I have a Pandas dataframe that has two key columns, and I want to ensure that the Cartesian product of those keys exist in the table (because I'll have to make a 2D plot containing all combinations). I'm having trouble coming up with a reasonably brief and idiomatic way to do this.

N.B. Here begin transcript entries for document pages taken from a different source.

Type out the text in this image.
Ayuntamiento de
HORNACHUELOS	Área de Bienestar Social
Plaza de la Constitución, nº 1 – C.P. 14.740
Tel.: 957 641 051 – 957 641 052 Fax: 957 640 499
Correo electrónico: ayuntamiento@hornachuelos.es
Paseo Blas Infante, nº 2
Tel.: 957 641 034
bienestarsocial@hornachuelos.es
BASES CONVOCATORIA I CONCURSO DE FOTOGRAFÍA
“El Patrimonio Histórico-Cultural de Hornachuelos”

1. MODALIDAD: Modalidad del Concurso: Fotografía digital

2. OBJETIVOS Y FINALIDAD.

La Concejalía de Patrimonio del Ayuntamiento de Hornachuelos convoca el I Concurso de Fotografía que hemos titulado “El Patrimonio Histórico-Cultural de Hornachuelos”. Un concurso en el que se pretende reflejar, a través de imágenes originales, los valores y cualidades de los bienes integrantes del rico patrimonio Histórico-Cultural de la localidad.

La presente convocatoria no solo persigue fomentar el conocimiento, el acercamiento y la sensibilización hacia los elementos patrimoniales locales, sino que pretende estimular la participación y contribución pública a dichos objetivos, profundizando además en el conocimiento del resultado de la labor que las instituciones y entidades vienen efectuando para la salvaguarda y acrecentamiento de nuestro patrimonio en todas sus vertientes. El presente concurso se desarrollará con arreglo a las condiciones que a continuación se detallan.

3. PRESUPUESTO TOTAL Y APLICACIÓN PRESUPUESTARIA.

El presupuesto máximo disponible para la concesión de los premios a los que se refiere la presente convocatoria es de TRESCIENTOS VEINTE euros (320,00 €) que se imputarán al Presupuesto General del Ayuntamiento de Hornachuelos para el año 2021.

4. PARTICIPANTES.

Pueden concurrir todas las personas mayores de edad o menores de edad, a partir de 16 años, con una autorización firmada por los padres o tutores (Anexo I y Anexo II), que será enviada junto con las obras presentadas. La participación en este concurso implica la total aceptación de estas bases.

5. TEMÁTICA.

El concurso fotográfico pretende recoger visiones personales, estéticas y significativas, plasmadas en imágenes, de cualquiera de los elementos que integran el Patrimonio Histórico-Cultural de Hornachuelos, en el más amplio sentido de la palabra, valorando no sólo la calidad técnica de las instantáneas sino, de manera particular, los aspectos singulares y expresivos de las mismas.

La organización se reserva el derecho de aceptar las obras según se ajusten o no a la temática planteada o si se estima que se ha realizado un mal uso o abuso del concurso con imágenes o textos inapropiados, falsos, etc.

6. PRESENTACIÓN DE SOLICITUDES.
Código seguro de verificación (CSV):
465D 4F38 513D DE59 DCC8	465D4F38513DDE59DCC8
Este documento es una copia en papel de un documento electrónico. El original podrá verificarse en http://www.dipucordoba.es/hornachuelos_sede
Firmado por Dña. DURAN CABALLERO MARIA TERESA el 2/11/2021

For example, I start with this table giving combinations of fruits and vegetables, and how they taste together:
combo fruit veg
0 tasty apple carrot
1 yucky banana carrot
2 tasty banana lettuce
3 yucky lemon lettuce
I want to end up with this table in which all possible combinations occur:
fruit veg combo
0 apple carrot tasty
1 apple lettuce UNKNOWN
2 banana carrot yucky
3 banana lettuce tasty
4 lemon carrot UNKNOWN
5 lemon lettuce yucky
Here's the best way I've found to do it:
import pandas as pd
# Initial data
df=pd.DataFrame(dict(fruit=['apple','banana','banana','lemon'],
veg=['carrot','carrot','lettuce','lettuce'],
combo=['tasty','yucky','tasty','yucky']))
# Solution starts here
veg=df.groupby('veg').size().reset_index()

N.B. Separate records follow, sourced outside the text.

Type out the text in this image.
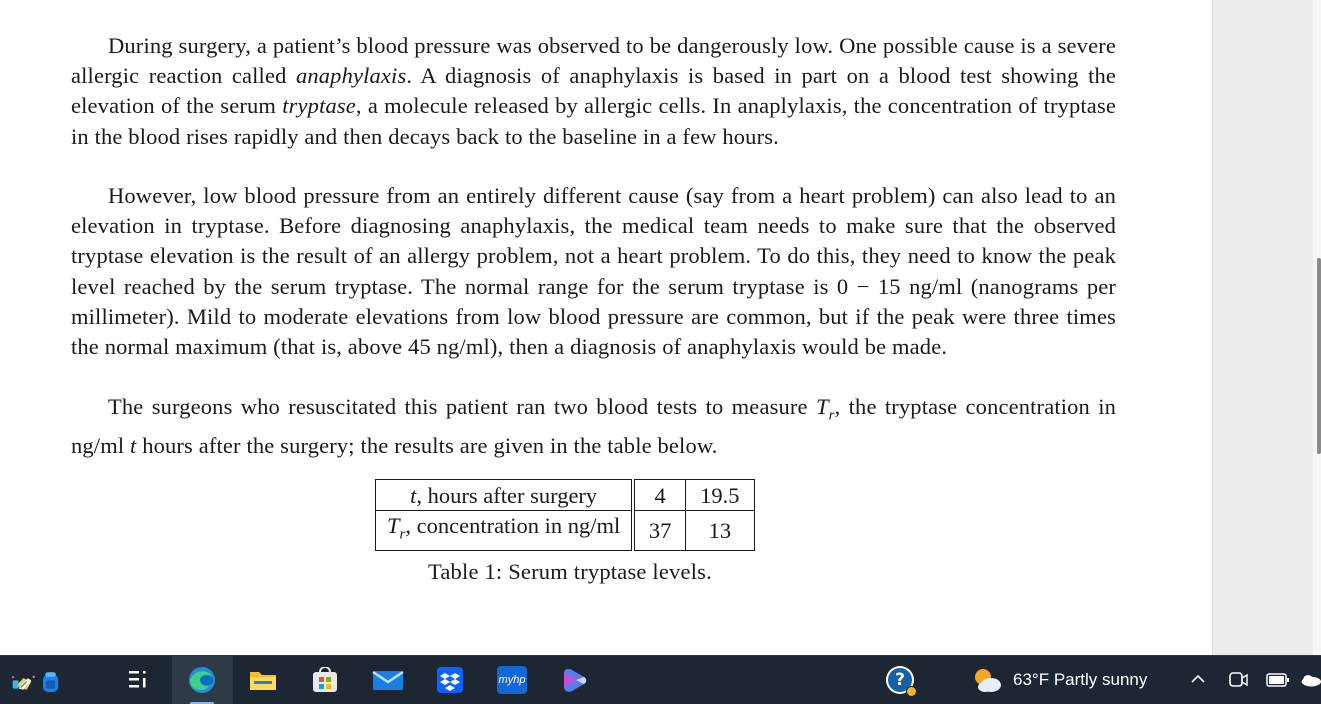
During surgery, a patient’s blood pressure was observed to be dangerously low. One possible cause is a severe allergic reaction called anaphylaxis. A diagnosis of anaphylaxis is based in part on a blood test showing the elevation of the serum tryptase, a molecule released by allergic cells. In anaplylaxis, the concentration of tryptase in the blood rises rapidly and then decays back to the baseline in a few hours.

However, low blood pressure from an entirely different cause (say from a heart problem) can also lead to an elevation in tryptase. Before diagnosing anaphylaxis, the medical team needs to make sure that the observed tryptase elevation is the result of an allergy problem, not a heart problem. To do this, they need to know the peak level reached by the serum tryptase. The normal range for the serum tryptase is 0 − 15 ng/ml (nanograms per millimeter). Mild to moderate elevations from low blood pressure are common, but if the peak were three times the normal maximum (that is, above 45 ng/ml), then a diagnosis of anaphylaxis would be made.

The surgeons who resuscitated this patient ran two blood tests to measure $T_r$, the tryptase concentration in ng/ml t hours after the surgery; the results are given in the table below.

t, hours after surgery	4	19.5
$T_r$, concentration in ng/ml	37	13
Table 1: Serum tryptase levels.
myhp	?	63°F Partly sunny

fruit=df.groupby('fruit').size().reset_index()
fruit[0] = veg[0] = 0 #use this dummy column for the join to work!
cartesian = pd.merge(fruit, veg, how='outer', on=0)
del cartesian[0]
all_combos = pd.merge(cartesian, df, how='left')
all_combos[ pd.isnull(all_combos.combo) ] = 'UNKNOWN'
I imagine that there's got to be a simpler and less error-prone way to do this... any advice?
I'd especially appreciate it if someone could show me how to do this both with and without a multi-index containing the fruit
and veg
columns, because I am really stumped about how to do this with indexes. Based on my SQL experience, I'd think these are exactly the situations that indexes are intended for.